Can you run an agency without any employees? You’re about to find out.

Recently I received an email which in essence asked how feasible it was to run an agency without employees.  I thought it was a worthy discussion to share here.

Here’s the question I was asked:  In the last year or so I’ve noticed more and more agencies that have an organizational structure like this: a strategist or two lead the agency, do new business, do client strategy and service. And the design, technical work and production is done by virtual assistants.

This seems to be a particularly popular model with agencies that are Hubspot partners (or partners with other marketing software vendors) or focus on inbound / content marketing. I’d love to hear your experience on this. Particularly, where you see this model working well and where you see the more traditional agency model (a model fully staffed with strategists, account people, creative, etc) working well.

My answer: I see this model working with smaller agencies that deliver something that is almost formulaic — like SEO or email automation.  If you can sell it like a product/package — it may work. Typically these agencies are smaller, could be virtual and have little to no staff. They are also at great risk of being commoditized.

But for an agency that wants to dig into strategy and really be at the decision making table (in contrast to the more order taking product/package model) it’s really not effective. I don’t believe account people (AE/strategist — whatever you want to call them) are great new business people.  In most cases, they lack the sophistication in business acumen to truly have the kinds of conversations that CEOs/CMOs want to have.  I believe the root cause of what you’re seeing is agency owners looking for an easy way out because they don’t want to sell.

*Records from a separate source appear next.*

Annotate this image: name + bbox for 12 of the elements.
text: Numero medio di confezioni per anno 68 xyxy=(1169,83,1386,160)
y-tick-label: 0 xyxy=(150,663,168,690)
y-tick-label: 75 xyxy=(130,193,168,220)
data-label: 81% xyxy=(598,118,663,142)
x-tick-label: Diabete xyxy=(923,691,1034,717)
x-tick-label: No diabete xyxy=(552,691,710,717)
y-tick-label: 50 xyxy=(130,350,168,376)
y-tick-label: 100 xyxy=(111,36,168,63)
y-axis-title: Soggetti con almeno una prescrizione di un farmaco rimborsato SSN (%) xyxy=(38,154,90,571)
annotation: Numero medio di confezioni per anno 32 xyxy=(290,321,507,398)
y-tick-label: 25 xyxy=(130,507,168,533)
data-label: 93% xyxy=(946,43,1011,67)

But the truth is — no one sells better.  AE types can sell projects or smaller clients but for an agency to truly grow and have recurring revenue from fewer clients as opposed to a ton of small clients who all require a lot of hand holding (translation — lost hours/revenue to un-budgeted account service time) — the owner has to be knee deep in the new business process.

They don’t have to manage it or produce all the assets but at some point, they need to be:

  • Defining the agency’s niche/differentiation
  • Articulating the agency’s sweet spot clients
  • Being the focal point of the thought leadership strategy
  • Closing the deal

In January I did a soft launch of our new online. on demand business development course.  It outlines how to do all of the above (and much more) because although you’d think most agencies would have this nailed, given what they do for a living — they do not.  So far, early feedback on the course is really positive.

The owners love the step by step instruction/homework that literally walks them through the process of truly creating a new business program that is sustainable and will keep their pipeline full of their best potential clients.  (Shoot me an email if you’d like to be considered for the next cohort)

Which gets back to the question — can you run an agency without any employees? Most agencies today are a hybrid — they have in-house account service people and a core creative/digital team. For overflow work and areas of specialty where they don’t shine — they have strategic partners — be that another agency (AMI agencies often partner together), a freelancer or depending on the deliverables — a VA.

What is changing is that all of those employees may or may not reside under the same roof anymore. Many traditional agencies, especially those with a niche that removed geography as a barrier, are able to hire nationally/globally and get all the work done even through the team may be scattered among several time zones.

But for most agencies that are truly delivering custom work to clients — it’s pretty tough to do with literally no staff beyond an AE or two.